此外,第二下拉控制电路700还可在显示下拉控制信号的控制下,对下拉节点QB的电压进行控制。例如,第二下拉控制电路700可与显示输入信号端STU2连接以接收显示输入信号并作为显示下拉控制信号,以及与第一电压端VGL1耦接以接收第一电压。在实施例中,在一帧的显示时段中,在将显示输入信号提供至显示输入电路200对上拉节点Q充电的同时,将该显示输入信号也提供至第二下拉控制电路700,从而可以通过第一电压端VGL1将下拉节点QB下拉至低电平。采用这种方式可以使得在显示时段中,降低下拉节点QB对上拉节点Q的影响,使得显示输入电路200对上拉节点Q的充电更充分。需要说明的是,在本公开的实施例中,第二下拉控制电路700还可以与其它信号端耦接以接收显示下拉控制信号,本公开对此不作限定。
另一方面,复位电路800可在消隐复位信号的控制下对上拉节点Q进行复位。例如,复位电路800可与第二时钟信号端CLKB耦接以接收第二时钟信号并作为消隐复位信号,以及与第一电压端VGL1耦接以接收第一电压。需要说明的是,在本公开的实施例中,复位电路800还可以与其它信号端耦接以接收消隐复位信号,本公开对此不作限定。
此外,复位电路800还可在显示复位信号的控制下对上拉节点Q进行复位。例如,复位电路800可与显示复位信号端STD耦接以接收显示复位信号,以及与第一电压端VGL1耦接以接收第一电压。
本领域技术人员可以理解,尽管图3中的移位寄存器单元10示出了下拉电路500、第一下拉控制电路600,第二下拉控制电路700和复位电路800,然而上述示例并不能限制本公开的保护范围。

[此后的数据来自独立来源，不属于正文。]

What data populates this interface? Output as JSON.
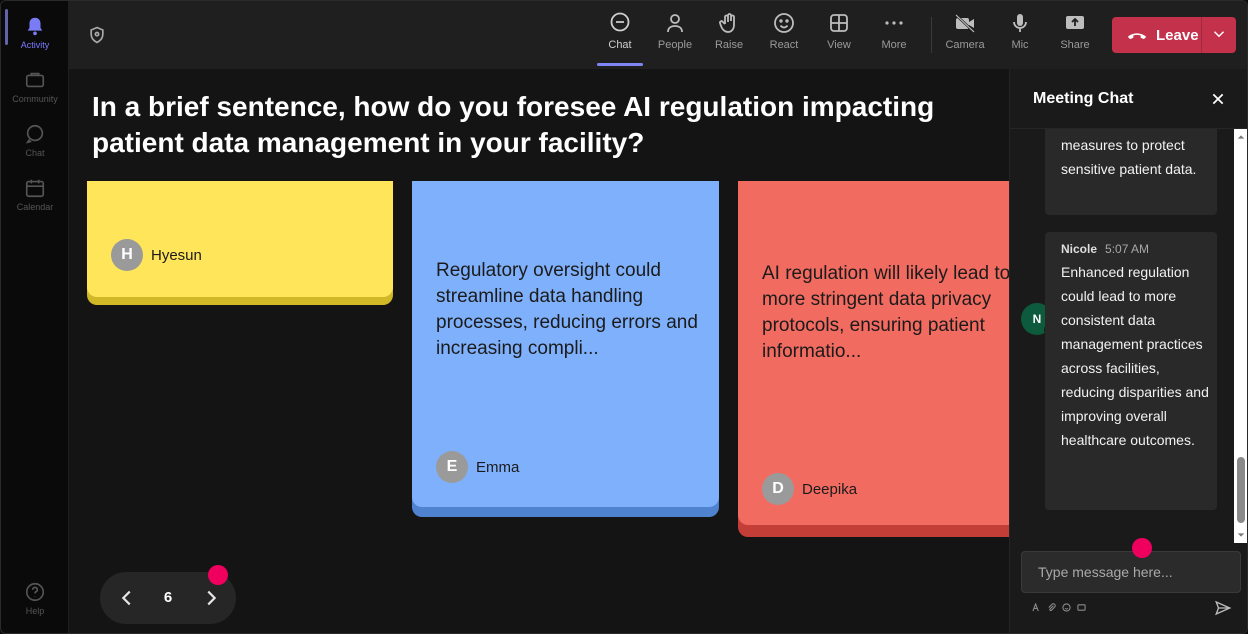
{
  "rail": {
    "items": [
      {
        "label": "Activity",
        "icon": "bell-icon"
      },
      {
        "label": "Community",
        "icon": "community-icon"
      },
      {
        "label": "Chat",
        "icon": "chat-icon"
      },
      {
        "label": "Calendar",
        "icon": "calendar-icon"
      },
      {
        "label": "Help",
        "icon": "help-icon"
      }
    ]
  },
  "toolbar": {
    "chat": "Chat",
    "people": "People",
    "raise": "Raise",
    "react": "React",
    "view": "View",
    "more": "More",
    "camera": "Camera",
    "mic": "Mic",
    "share": "Share",
    "leave": "Leave"
  },
  "stage": {
    "question": "In a brief sentence, how do you foresee AI regulation impacting patient data management in your facility?",
    "cards": [
      {
        "text": "",
        "author": "Hyesun",
        "initial": "H",
        "color": "#ffe55a",
        "shadow": "#d0b826"
      },
      {
        "text": "Regulatory oversight could streamline data handling processes, reducing errors and increasing compli...",
        "author": "Emma",
        "initial": "E",
        "color": "#7fb0fb",
        "shadow": "#4f82cf"
      },
      {
        "text": "AI regulation will likely lead to more stringent data privacy protocols, ensuring patient informatio...",
        "author": "Deepika",
        "initial": "D",
        "color": "#f26b60",
        "shadow": "#c23e36"
      }
    ],
    "page": "6"
  },
  "chat": {
    "title": "Meeting Chat",
    "messages": [
      {
        "text": "measures to protect sensitive patient data."
      },
      {
        "sender": "Nicole",
        "initial": "N",
        "time": "5:07 AM",
        "text": "Enhanced regulation could lead to more consistent data management practices across facilities, reducing disparities and improving overall healthcare outcomes."
      }
    ],
    "placeholder": "Type message here..."
  }
}
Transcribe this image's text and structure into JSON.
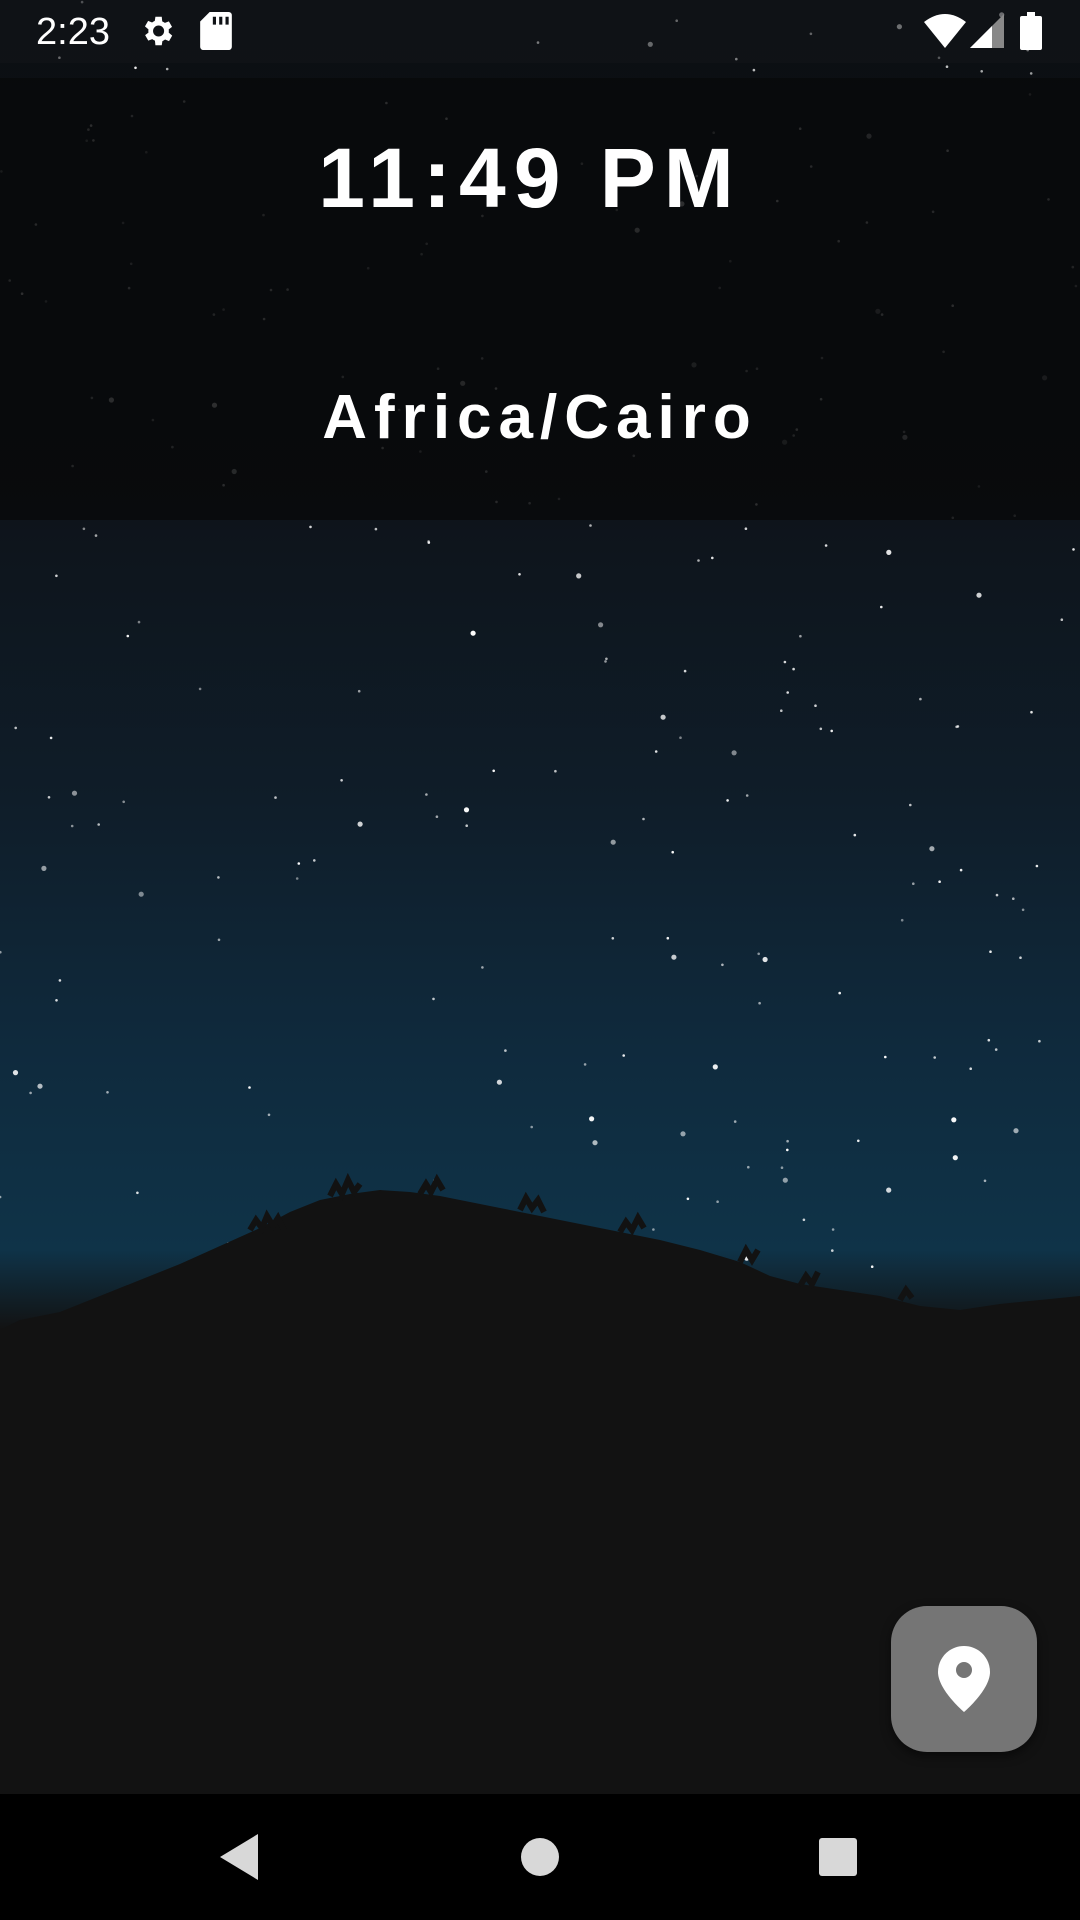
{
  "status_bar": {
    "time": "2:23",
    "icons": [
      "settings-icon",
      "sd-card-icon",
      "wifi-icon",
      "signal-icon",
      "battery-icon"
    ]
  },
  "clock": {
    "time": "11:49 PM",
    "timezone": "Africa/Cairo"
  },
  "fab": {
    "icon": "location-pin-icon",
    "color": "#757575"
  },
  "nav_bar": {
    "buttons": [
      "back-icon",
      "home-icon",
      "recents-icon"
    ]
  },
  "colors": {
    "sky_top": "#0b0e12",
    "sky_bottom": "#0f3348",
    "ground": "#121212"
  }
}
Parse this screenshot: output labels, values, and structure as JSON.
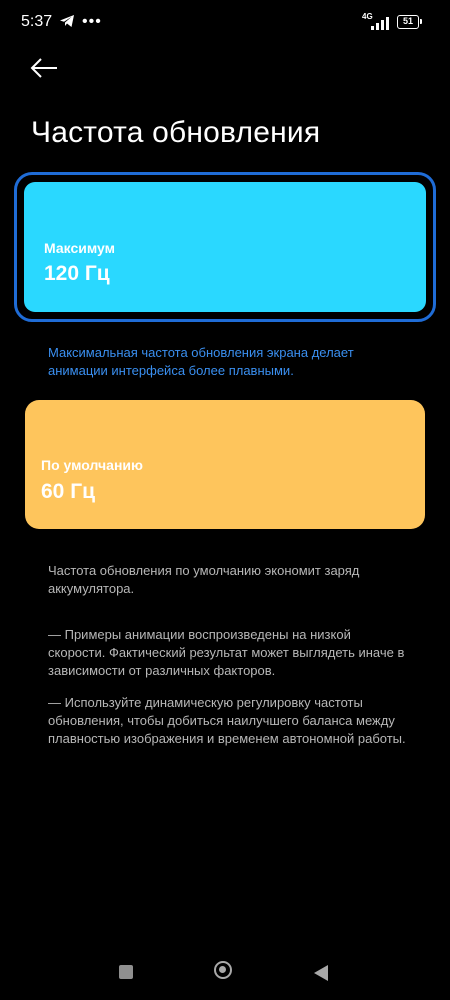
{
  "status_bar": {
    "time": "5:37",
    "network": "4G",
    "battery": "51",
    "icons": [
      "telegram-icon",
      "more-dots-icon",
      "signal-icon",
      "battery-icon"
    ]
  },
  "header": {
    "title": "Частота обновления",
    "back_icon": "arrow-left-icon"
  },
  "options": [
    {
      "label": "Максимум",
      "value": "120 Гц",
      "color": "#2ad8ff",
      "selected": true,
      "description": "Максимальная частота обновления экрана делает анимации интерфейса более плавными."
    },
    {
      "label": "По умолчанию",
      "value": "60 Гц",
      "color": "#fec55c",
      "selected": false,
      "description": "Частота обновления по умолчанию экономит заряд аккумулятора."
    }
  ],
  "notes": [
    "— Примеры анимации воспроизведены на низкой скорости. Фактический результат может выглядеть иначе в зависимости от различных факторов.",
    "— Используйте динамическую регулировку частоты обновления, чтобы добиться наилучшего баланса между плавностью изображения и временем автономной работы."
  ],
  "colors": {
    "background": "#000000",
    "accent_blue": "#3a8ff0",
    "selection_border": "#1f6cd6",
    "secondary_text": "#b7b7b7"
  },
  "nav_bar": {
    "icons": [
      "recents-square-icon",
      "home-circle-icon",
      "back-triangle-icon"
    ]
  }
}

在实际应用中,技术人员可以根据情况选择使用或不使用上述各电路中的一个或多个,基于前述各电路的各种组合变型均不脱离本公开的原理,对此不再赘述。
图4示出了根据本公开的另一实施例的移位寄存器单元的示意性框图。如图4所示,移位寄存器单元20可包括消隐输入电路100、显示输入电路200、输出电路300、第一控制电路400和第二控制电路420。上文中已对消隐输入电路100、显示输入电路200、输出电路300和第一控制电路400进行描述,在此不再赘述。
第二控制电路420可在第一时钟信号的控制下,将移位信号输出端CR耦接到像素信号输出端OUT。例如,第二控制电路420可与第一时钟信号端CLKA耦接以接收第一时钟信号。在实施例中,第二控制电路420可在第一时钟信号的控制下使移位信号输出端CR与像素信号输出端OUT耦接,由此通过像素信号输出端OUT侧的负载电容和负载电阻(未示出)对移位信号输出端CR进行稳压。在实施例中,例如在消隐时段,隔离子电路130可根据第一时钟信号控制上拉节点Q与第三时钟信号端CLKC的连接。由此,在根据第一时钟信号控制上拉节点Q与第三时钟信号端CLKC连接的过程期间,在消隐上拉信号对上拉节点Q进行高电压写入过程中,可通过负载电容和负载电阻对移位信号输出端CR处的电压噪声进行处理。以此方式,可以有效地降低高压写入过程中移位信号输出端CR的噪声。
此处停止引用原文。